Titled “A 0.99-to-4.38 uJ/class Event-Driven Hybrid Neural Network Processor for Full-Spectrum Neural Signal Analyses”, this contribution has been accepted in IEEE Transactions on Biomedical Circuits and Systems, where we demonstrated a general-purpose physiological signal processor which combines the hybrid neural network, event-driven, and reconfigurable design paradigms.
Congratulations to Shiqi Zhao and to this paper’s co-authors (Jie Yang, Junzhe Wang, Chaoming Fang, Tengjun Liu, Shaomin Zhang, Mohamad Sawan) for this excellent achievement.
Reference
S. Zhao, J. Yang, J. Wang, C. Fang, T. Liu, S. Zhang, M. Sawan. A 0.99-to-4.38 uJ/class Event-Driven Hybrid Neural Network Processor for Full-Spectrum Neural Signal Analyses[J]. IEEE Transactions on Biomedical Circuits and Systems, 2023. DOI: 10.1109/TBCAS.2023.3268502.
Abstract
Versatile and energy-efficient neural signal processors are in high demand in brain-machine interfaces and closed-loop neuromodulation applications. In this paper, we propose an energy-efficient processor for neural signal analyses. The proposed processor utilizes three key techniques to efficiently improve versatility and energy efficiency. 1) Hybrid neural network design: The processor supports artificial neural network (ANN)- and spiking neural network (SNN)-based neuromorphic processing where ANN is used to support the processing of ExG signals and SNN is used for handling neural spike signals. 2) Event-driven processing: The processor can perform always-on binary neural network (BNN)-based event detection with low-energy consumption, and it only switches to the high-accuracy convolutional neural network (CNN)-based recognition mode when events are detected. 3) Reconfigurable architecture: By exploiting the computational similarity of different neural networks, the processor supports critical BNN, CNN, and SNN operations with the same processing elements, achieving significant area reduction and energy efficiency improvement over those of a naive implementation. It achieves 90.05% accuracy and 4.38 uJ/class in a center-out reaching task with an SNN and 99.4% sensitivity, 98.6% specificity, and 1.93 uJ/class in an EEG-based seizure prediction task with dual neural network-based event-driven processing. Moreover, it achieves a classification accuracy of 99.92%, 99.38%, and 86.39% and energy consumption of 1.73, 0.99, and 1.31 uJ/class for EEG-based epileptic seizure detection, ECG-based arrhythmia detection, and EMG-based gesture recognition, respectively.

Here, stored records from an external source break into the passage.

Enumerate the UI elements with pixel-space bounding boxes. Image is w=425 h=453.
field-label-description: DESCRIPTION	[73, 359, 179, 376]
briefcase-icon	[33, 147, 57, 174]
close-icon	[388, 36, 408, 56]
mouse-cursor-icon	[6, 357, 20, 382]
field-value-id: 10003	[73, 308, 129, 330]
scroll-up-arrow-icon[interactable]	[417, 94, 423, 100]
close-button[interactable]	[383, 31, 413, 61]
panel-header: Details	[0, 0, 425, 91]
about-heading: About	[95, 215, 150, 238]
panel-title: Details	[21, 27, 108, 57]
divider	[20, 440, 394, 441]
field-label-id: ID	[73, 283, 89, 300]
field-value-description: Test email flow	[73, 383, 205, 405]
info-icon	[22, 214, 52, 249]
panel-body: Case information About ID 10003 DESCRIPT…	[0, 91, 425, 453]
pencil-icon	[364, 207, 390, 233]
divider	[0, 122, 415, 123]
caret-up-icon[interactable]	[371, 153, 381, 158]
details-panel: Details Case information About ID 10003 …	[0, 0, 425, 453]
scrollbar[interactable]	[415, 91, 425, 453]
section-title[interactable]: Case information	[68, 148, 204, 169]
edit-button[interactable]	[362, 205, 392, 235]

More information can be found at the following link:
https://ieeexplore.ieee.org/document/10105432
The figure shows the overall architecture, chip photograph, and critical test results of the proposed processor. The test results indicate that the proposed processor operates within a normal working voltage range of 0.75V to 1.1V and a frequency range of 300kHz to 20MHz. The lowest power consumption of 142.9μW and peak energy efficiency of 0.99μJ were achieved at the voltage of 0.75V and the frequency of 300kHz. In addition, the proposed processor achieves single-inference energy consumption at the μJ level.
The figure shows three main features of the proposed neural signal processor: 1) hybrid neural network design; 2) novel event-driven design; and 3) reconfigurable chip architecture and circuit design.